Ty can be deeply recursive, if each Ty was encoded naively then crate metadata would be very large. To handle this, each TyEncoder has a cache of locations in its output where it has serialized types. If a type being encoded is in the cache, then instead of serializing the type as usual, the byte offset within the file being written is encoded instead. A similar scheme is used for ty::Predicate.

Lazy<T>

Crate metadata is initially loaded before the TyCtxt<'tcx> is created, so some deserialization needs to be deferred from the initial loading of metadata. The Lazy<T> type wraps the (relative) offset in the crate metadata where a T has been serialized.

The Lazy<[T]> and Lazy<Table<I, T>> type provide some functionality over Lazy<Vec<T>> and Lazy<HashMap<I, T>>:

  • It's possible to encode a Lazy<[T]> directly from an iterator, without first collecting into a Vec<T>.
  • Indexing into a Lazy<Table<I, T>> does not require decoding entries other than the one being read.

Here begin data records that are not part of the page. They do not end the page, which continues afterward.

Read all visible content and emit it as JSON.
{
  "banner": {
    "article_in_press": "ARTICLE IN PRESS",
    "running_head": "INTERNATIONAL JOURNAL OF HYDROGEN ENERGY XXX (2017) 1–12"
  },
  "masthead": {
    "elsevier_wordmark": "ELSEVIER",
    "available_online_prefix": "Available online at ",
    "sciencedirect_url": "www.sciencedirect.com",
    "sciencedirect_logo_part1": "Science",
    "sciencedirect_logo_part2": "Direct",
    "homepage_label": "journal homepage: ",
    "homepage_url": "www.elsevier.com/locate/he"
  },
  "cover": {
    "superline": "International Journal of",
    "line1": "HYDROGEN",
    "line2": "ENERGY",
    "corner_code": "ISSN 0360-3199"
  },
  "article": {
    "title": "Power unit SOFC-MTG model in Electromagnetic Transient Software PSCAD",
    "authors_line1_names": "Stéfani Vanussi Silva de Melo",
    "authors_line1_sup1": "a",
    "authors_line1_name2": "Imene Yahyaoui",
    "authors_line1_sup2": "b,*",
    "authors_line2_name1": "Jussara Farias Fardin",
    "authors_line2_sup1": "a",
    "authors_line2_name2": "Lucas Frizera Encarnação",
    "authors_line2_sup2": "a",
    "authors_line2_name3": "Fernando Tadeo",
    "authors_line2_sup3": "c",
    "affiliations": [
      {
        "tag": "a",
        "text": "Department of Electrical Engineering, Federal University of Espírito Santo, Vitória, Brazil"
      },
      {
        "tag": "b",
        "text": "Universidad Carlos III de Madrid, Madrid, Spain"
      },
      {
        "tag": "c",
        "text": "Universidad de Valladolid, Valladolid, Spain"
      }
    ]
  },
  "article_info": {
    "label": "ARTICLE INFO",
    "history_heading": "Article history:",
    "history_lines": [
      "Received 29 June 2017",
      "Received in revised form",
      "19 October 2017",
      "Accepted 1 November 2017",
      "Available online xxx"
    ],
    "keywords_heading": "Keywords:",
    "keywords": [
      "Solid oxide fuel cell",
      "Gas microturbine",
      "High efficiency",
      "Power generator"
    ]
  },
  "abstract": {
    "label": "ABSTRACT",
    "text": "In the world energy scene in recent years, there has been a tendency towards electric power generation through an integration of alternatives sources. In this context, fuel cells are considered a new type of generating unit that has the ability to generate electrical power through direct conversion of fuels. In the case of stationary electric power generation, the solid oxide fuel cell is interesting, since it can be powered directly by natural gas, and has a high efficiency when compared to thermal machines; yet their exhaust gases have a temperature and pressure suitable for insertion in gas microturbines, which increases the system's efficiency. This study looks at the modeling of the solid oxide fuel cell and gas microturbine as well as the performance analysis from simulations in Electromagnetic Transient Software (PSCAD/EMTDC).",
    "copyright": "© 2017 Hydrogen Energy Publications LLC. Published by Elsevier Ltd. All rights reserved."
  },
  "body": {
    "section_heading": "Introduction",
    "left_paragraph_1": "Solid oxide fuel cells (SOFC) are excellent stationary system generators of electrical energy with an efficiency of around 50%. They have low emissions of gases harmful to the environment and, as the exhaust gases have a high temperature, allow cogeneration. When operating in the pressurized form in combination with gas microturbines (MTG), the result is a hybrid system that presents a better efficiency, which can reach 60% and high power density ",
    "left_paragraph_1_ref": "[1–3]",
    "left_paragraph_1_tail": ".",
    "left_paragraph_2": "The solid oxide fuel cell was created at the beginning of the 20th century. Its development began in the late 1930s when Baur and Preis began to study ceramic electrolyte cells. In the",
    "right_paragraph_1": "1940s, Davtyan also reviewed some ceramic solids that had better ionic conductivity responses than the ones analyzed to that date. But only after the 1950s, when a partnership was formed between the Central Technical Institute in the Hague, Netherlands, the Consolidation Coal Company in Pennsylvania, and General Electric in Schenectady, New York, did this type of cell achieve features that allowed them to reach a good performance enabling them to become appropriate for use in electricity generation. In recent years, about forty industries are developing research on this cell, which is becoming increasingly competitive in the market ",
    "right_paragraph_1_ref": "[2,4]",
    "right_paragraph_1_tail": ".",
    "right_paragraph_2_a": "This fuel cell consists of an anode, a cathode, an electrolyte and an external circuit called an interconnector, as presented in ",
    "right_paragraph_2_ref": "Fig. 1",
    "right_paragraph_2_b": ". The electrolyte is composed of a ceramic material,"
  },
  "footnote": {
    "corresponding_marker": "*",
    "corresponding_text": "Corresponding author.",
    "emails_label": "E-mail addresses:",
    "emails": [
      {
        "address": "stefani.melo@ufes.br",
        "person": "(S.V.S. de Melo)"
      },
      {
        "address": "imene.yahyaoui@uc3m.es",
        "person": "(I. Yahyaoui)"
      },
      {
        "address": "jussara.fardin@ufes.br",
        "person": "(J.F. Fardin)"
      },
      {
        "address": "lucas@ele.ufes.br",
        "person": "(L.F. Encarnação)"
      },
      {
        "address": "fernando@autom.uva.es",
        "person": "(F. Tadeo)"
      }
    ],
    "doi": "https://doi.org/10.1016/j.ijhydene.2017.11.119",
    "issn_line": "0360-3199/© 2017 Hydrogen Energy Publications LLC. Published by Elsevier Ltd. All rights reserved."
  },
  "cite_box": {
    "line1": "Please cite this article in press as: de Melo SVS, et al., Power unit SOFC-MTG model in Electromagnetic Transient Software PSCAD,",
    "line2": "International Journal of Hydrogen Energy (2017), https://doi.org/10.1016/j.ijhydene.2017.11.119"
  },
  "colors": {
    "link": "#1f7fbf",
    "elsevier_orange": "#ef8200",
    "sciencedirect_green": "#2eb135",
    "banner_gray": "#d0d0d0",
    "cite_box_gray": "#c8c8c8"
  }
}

note: Lazy<T> does not cache its value after being deserialized the first time. Instead the query system is the main way of caching these results.

Specialization

A few types, most notably DefId, need to have different implementations for different Encoders. This is currently handled by ad-hoc specializations: DefId has a default implementation of Encodable<E> and a specialized one for Encodable<CacheEncoder>.